Reading xlsx with multiple sheets in R for duplication removal


I have a excel file which has multiple sheets embedded in it. My main goal is to basically remove all rows which are appearing multiple times in a single sheet and have to do this for every sheet. I have written the code below but the code is only reading the first sheet and also giving ' ...' in first row and column. Can someone help me out where I might be going wrong.
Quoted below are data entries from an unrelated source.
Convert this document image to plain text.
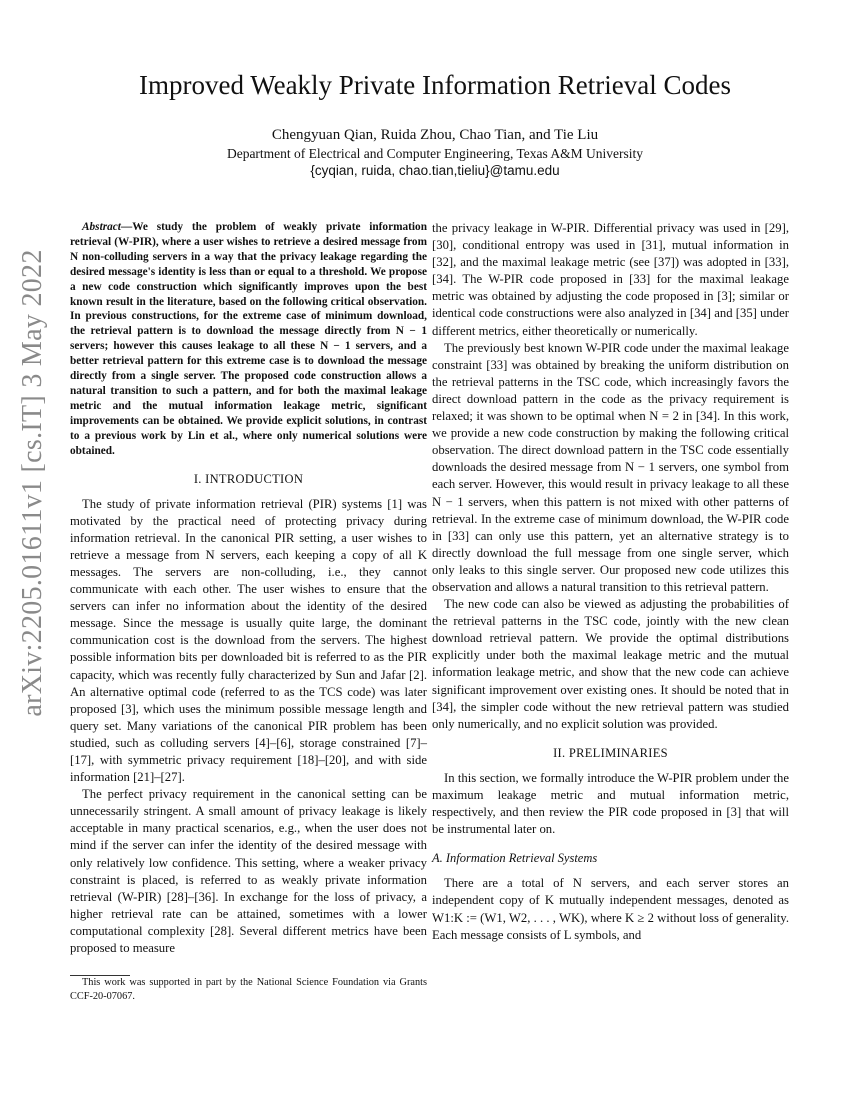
arXiv:2205.01611v1 [cs.IT] 3 May 2022
Improved Weakly Private Information Retrieval Codes
Chengyuan Qian, Ruida Zhou, Chao Tian, and Tie Liu
Department of Electrical and Computer Engineering, Texas A&M University
{cyqian, ruida, chao.tian,tieliu}@tamu.edu

Abstract—We study the problem of weakly private information retrieval (W-PIR), where a user wishes to retrieve a desired message from N non-colluding servers in a way that the privacy leakage regarding the desired message's identity is less than or equal to a threshold. We propose a new code construction which significantly improves upon the best known result in the literature, based on the following critical observation. In previous constructions, for the extreme case of minimum download, the retrieval pattern is to download the message directly from N − 1 servers; however this causes leakage to all these N − 1 servers, and a better retrieval pattern for this extreme case is to download the message directly from a single server. The proposed code construction allows a natural transition to such a pattern, and for both the maximal leakage metric and the mutual information leakage metric, significant improvements can be obtained. We provide explicit solutions, in contrast to a previous work by Lin et al., where only numerical solutions were obtained.

I. INTRODUCTION

The study of private information retrieval (PIR) systems [1] was motivated by the practical need of protecting privacy during information retrieval. In the canonical PIR setting, a user wishes to retrieve a message from N servers, each keeping a copy of all K messages. The servers are non-colluding, i.e., they cannot communicate with each other. The user wishes to ensure that the servers can infer no information about the identity of the desired message. Since the message is usually quite large, the dominant communication cost is the download from the servers. The highest possible information bits per downloaded bit is referred to as the PIR capacity, which was recently fully characterized by Sun and Jafar [2]. An alternative optimal code (referred to as the TCS code) was later proposed [3], which uses the minimum possible message length and query set. Many variations of the canonical PIR problem has been studied, such as colluding servers [4]–[6], storage constrained [7]–[17], with symmetric privacy requirement [18]–[20], and with side information [21]–[27].

The perfect privacy requirement in the canonical setting can be unnecessarily stringent. A small amount of privacy leakage is likely acceptable in many practical scenarios, e.g., when the user does not mind if the server can infer the identity of the desired message with only relatively low confidence. This setting, where a weaker privacy constraint is placed, is referred to as weakly private information retrieval (W-PIR) [28]–[36]. In exchange for the loss of privacy, a higher retrieval rate can be attained, sometimes with a lower computational complexity [28]. Several different metrics have been proposed to measure

This work was supported in part by the National Science Foundation via Grants CCF-20-07067.

the privacy leakage in W-PIR. Differential privacy was used in [29], [30], conditional entropy was used in [31], mutual information in [32], and the maximal leakage metric (see [37]) was adopted in [33], [34]. The W-PIR code proposed in [33] for the maximal leakage metric was obtained by adjusting the code proposed in [3]; similar or identical code constructions were also analyzed in [34] and [35] under different metrics, either theoretically or numerically.

The previously best known W-PIR code under the maximal leakage constraint [33] was obtained by breaking the uniform distribution on the retrieval patterns in the TSC code, which increasingly favors the direct download pattern in the code as the privacy requirement is relaxed; it was shown to be optimal when N = 2 in [34]. In this work, we provide a new code construction by making the following critical observation. The direct download pattern in the TSC code essentially downloads the desired message from N − 1 servers, one symbol from each server. However, this would result in privacy leakage to all these N − 1 servers, when this pattern is not mixed with other patterns of retrieval. In the extreme case of minimum download, the W-PIR code in [33] can only use this pattern, yet an alternative strategy is to directly download the full message from one single server, which only leaks to this single server. Our proposed new code utilizes this observation and allows a natural transition to this retrieval pattern.

The new code can also be viewed as adjusting the probabilities of the retrieval patterns in the TSC code, jointly with the new clean download retrieval pattern. We provide the optimal distributions explicitly under both the maximal leakage metric and the mutual information leakage metric, and show that the new code can achieve significant improvement over existing ones. It should be noted that in [34], the simpler code without the new retrieval pattern was studied only numerically, and no explicit solution was provided.

II. PRELIMINARIES

In this section, we formally introduce the W-PIR problem under the maximum leakage metric and mutual information metric, respectively, and then review the PIR code proposed in [3] that will be instrumental later on.

A. Information Retrieval Systems

There are a total of N servers, and each server stores an independent copy of K mutually independent messages, denoted as W1:K := (W1, W2, . . . , WK), where K ≥ 2 without loss of generality. Each message consists of L symbols, and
Thank you in advanced

**config_file_name <- '/RBIAPI3tables.xlsx'
config_xl <- paste(currentPath,config_file_name,sep="")
config_xl_sheets_name <- excel_sheets(path = config_xl) # An array of sheets is created. To access the array use config_xl_sheets[1] 
count_of_xl_sheets <- length(config_xl_sheets_name) 
# Read all sheets in the file as separate lists
list_all_sheets <- lapply(config_xl_sheets_name, function(x) read_excel(path = config_xl, sheet = x))
names (list_all_sheets) <- config_xl_sheets_name # Change the name of all the lists to excel file sheets name
count_of_list_all_sheets <- length(list_all_sheets) # to get the data frame of each list use list_all_sheets[[Config]]
# Create data frame for each sheet Assign the sheet name to the data frame
for (i in 1:count_of_list_all_sheets)
{
  assign(x= trimws(config_xl_sheets_name[i]), value = data.frame(list_all_sheets[[i]]))
  updateddata = unique(list_all_sheets[[i]])
}
write.xlsx(updateddata,"Unique3tables.xlsx",showNA = FALSE)**

Solution

  • this is my approach

    library(readxl)
    library(data.table)
    library(openxlsx)
    file.to.read   <- "./testdata.xlsx"
    sheets.to.read <- readxl::excel_sheets(file.to.read)
    
    # read sheets from the file to a list and remove duplicate rows
    L <- lapply(sheets.to.read, function(x) {
      data <- setDT(readxl::read_excel(file.to.read, sheet = x))
      #remove puplicates
      data[!duplicated(data), ]
      })
    
    # create a new workbook
    wb <- createWorkbook()
    # create new worksheets an write to them
    for (i in seq.int(L)) {
      addWorksheet(wb, sheets.to.read[i])
      writeData(wb, i, L[[i]] )
    }
    # write the workbook to disk
    saveWorkbook(wb, "testdata_new.xlsx")